I'm taking the Clampetts with Granny in the rocking chair sitting on top of the jalopy. Just like that. Only without the wealth. 

Well, they probably ALL wouldn't come up, but I know that my mom and my brother would. They're there for me. No matter what.

Damn, I guess the holiday spirit is finally taking hold of me - - that last sentence was downright SENTIMENTAL! (Check for pods).

Well, one thing proves that I'm still myself - -  I once again can't bring myself to tag anyone on a meme. So, I'll leave it to you guys. Any chance there are six of you that will help me out and take this meme? "Thank you, Mr. Fabian..."

Thanks in advance for helping me out.

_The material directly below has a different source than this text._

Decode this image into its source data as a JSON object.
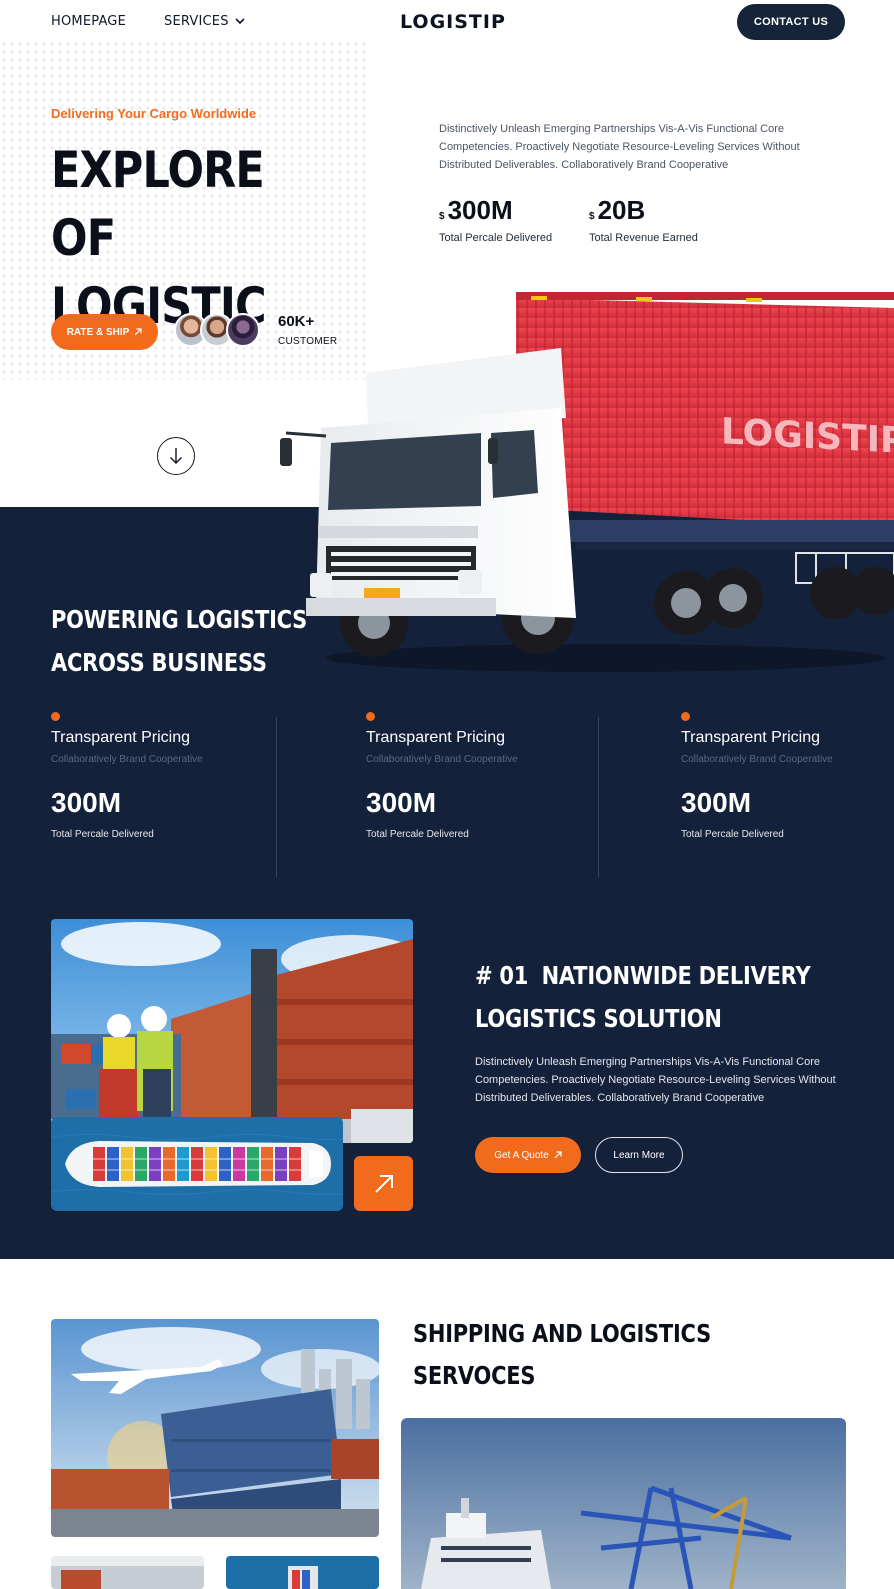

I hate assigning homework over the holidays. 

And thank you for the tag, Mr Peenee!

7 comments:

Bunny said...

I'm not a huge spider fan either, but damn I've had to learn to deal with them in S.C. I've killed 4 black widows since I arrived in Sept. and countless other arachnids. It's awful.

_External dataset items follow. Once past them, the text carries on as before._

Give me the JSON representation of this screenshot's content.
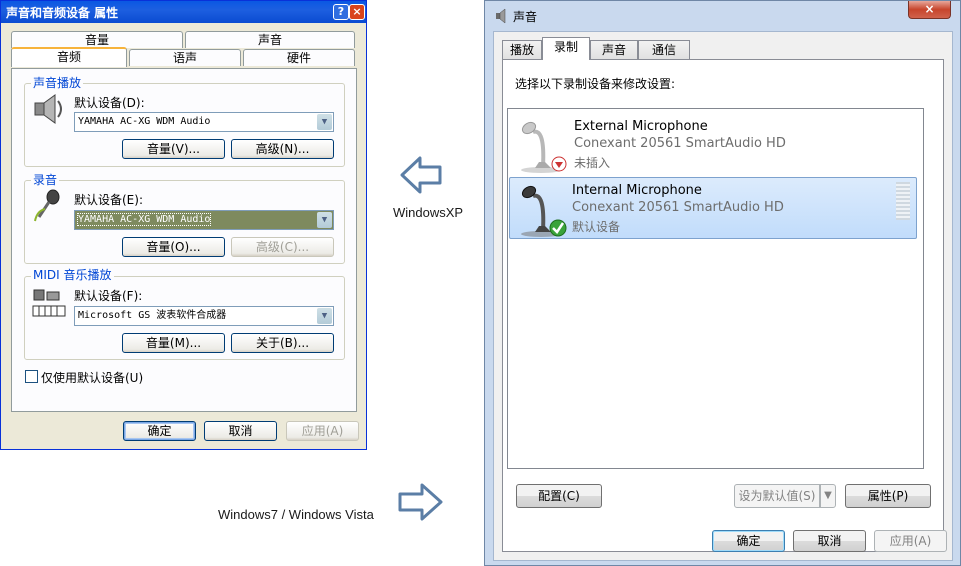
{
  "xp_dialog": {
    "title": "声音和音频设备 属性",
    "help_btn": "?",
    "close_btn": "×",
    "tabs_top": [
      "音量",
      "声音"
    ],
    "tabs_bottom": [
      "音频",
      "语声",
      "硬件"
    ],
    "sound_playback": {
      "group": "声音播放",
      "default_device_label": "默认设备(D):",
      "device": "YAMAHA AC-XG WDM Audio",
      "volume_btn": "音量(V)...",
      "advanced_btn": "高级(N)..."
    },
    "recording": {
      "group": "录音",
      "default_device_label": "默认设备(E):",
      "device": "YAMAHA AC-XG WDM Audio",
      "volume_btn": "音量(O)...",
      "advanced_btn": "高级(C)..."
    },
    "midi": {
      "group": "MIDI 音乐播放",
      "default_device_label": "默认设备(F):",
      "device": "Microsoft GS 波表软件合成器",
      "volume_btn": "音量(M)...",
      "about_btn": "关于(B)..."
    },
    "only_default_checkbox": "仅使用默认设备(U)",
    "ok_btn": "确定",
    "cancel_btn": "取消",
    "apply_btn": "应用(A)"
  },
  "arrows": {
    "xp_caption": "WindowsXP",
    "w7_caption": "Windows7 / Windows Vista"
  },
  "w7_dialog": {
    "title": "声音",
    "close_btn": "×",
    "tabs": [
      "播放",
      "录制",
      "声音",
      "通信"
    ],
    "instruction": "选择以下录制设备来修改设置:",
    "devices": [
      {
        "name": "External Microphone",
        "driver": "Conexant 20561 SmartAudio HD",
        "status": "未插入"
      },
      {
        "name": "Internal Microphone",
        "driver": "Conexant 20561 SmartAudio HD",
        "status": "默认设备"
      }
    ],
    "configure_btn": "配置(C)",
    "set_default_btn": "设为默认值(S)",
    "dropdown_arrow": "▼",
    "properties_btn": "属性(P)",
    "ok_btn": "确定",
    "cancel_btn": "取消",
    "apply_btn": "应用(A)"
  },
  "colors": {
    "xp_title_blue": "#0a58e3",
    "xp_face": "#ece9d8",
    "w7_frame": "#c9d9ee",
    "selection_blue": "#c1dcfb",
    "arrow_outline": "#5b7ea6"
  }
}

I love the Double Gulp of Diet Coke. I used to get one every day on the way to my office. My secretary kept telling me that the Double Gulp cup looked ridiculous in a law office and I should just drink coffee like a normal person, but I never relented. I might still be drinking Double Gulps if they had frickin' 7-11 in Charleston.

I'm going through East Tennessee on my way north - maybe we'll pass each other on the interstate. Have a safe trip home and a wonderful Christmas!!!!

Project Christopher said...

I'll be a volunteer Tag for you Stephen! Always glad to help.

mrpeenee said...

Sweetie, I knew I could count on you. Plus, I too sing La Merman to myself, heavy on the vibrato, usually the You're Just in Love duet from Call Me Madam. Both parts.

You need someone who's oldaaah.

Anonymous said...

I talk to myself all the time. Mostly when I anticipate having an argument with someone and I want to be prepared.
I think it is definitely related to living alone.

Transitiongirl2008 said...

I got volunteered by Chris... So I guess I'm taking one for the Team... woo hoo! Oh wait, no, yes, we're on the same team, right? Hell, does it really matter?

I'm headed to Ohio for the same Clampetts family Christmas! Just gives us more to write about!

Aaron said...

Yelling "Fuck you" at cab drivers who lay on their horn doesn't really count as talking to yourself. That's a legitimate conversation in Chicago. (At least I hope so--I've been having them for years!)

I actually think spiders are OK now...I didn't used to. Small ones were OK, but the big ones I wouldn't go near. I was convinced they were going to jump across the room and land in my hair.

Have a great Christmas!

Eric R. said...

Sure ... all that ... but that booty shot!!! Why isn't anyone talking about that amazing rugby player booty shot???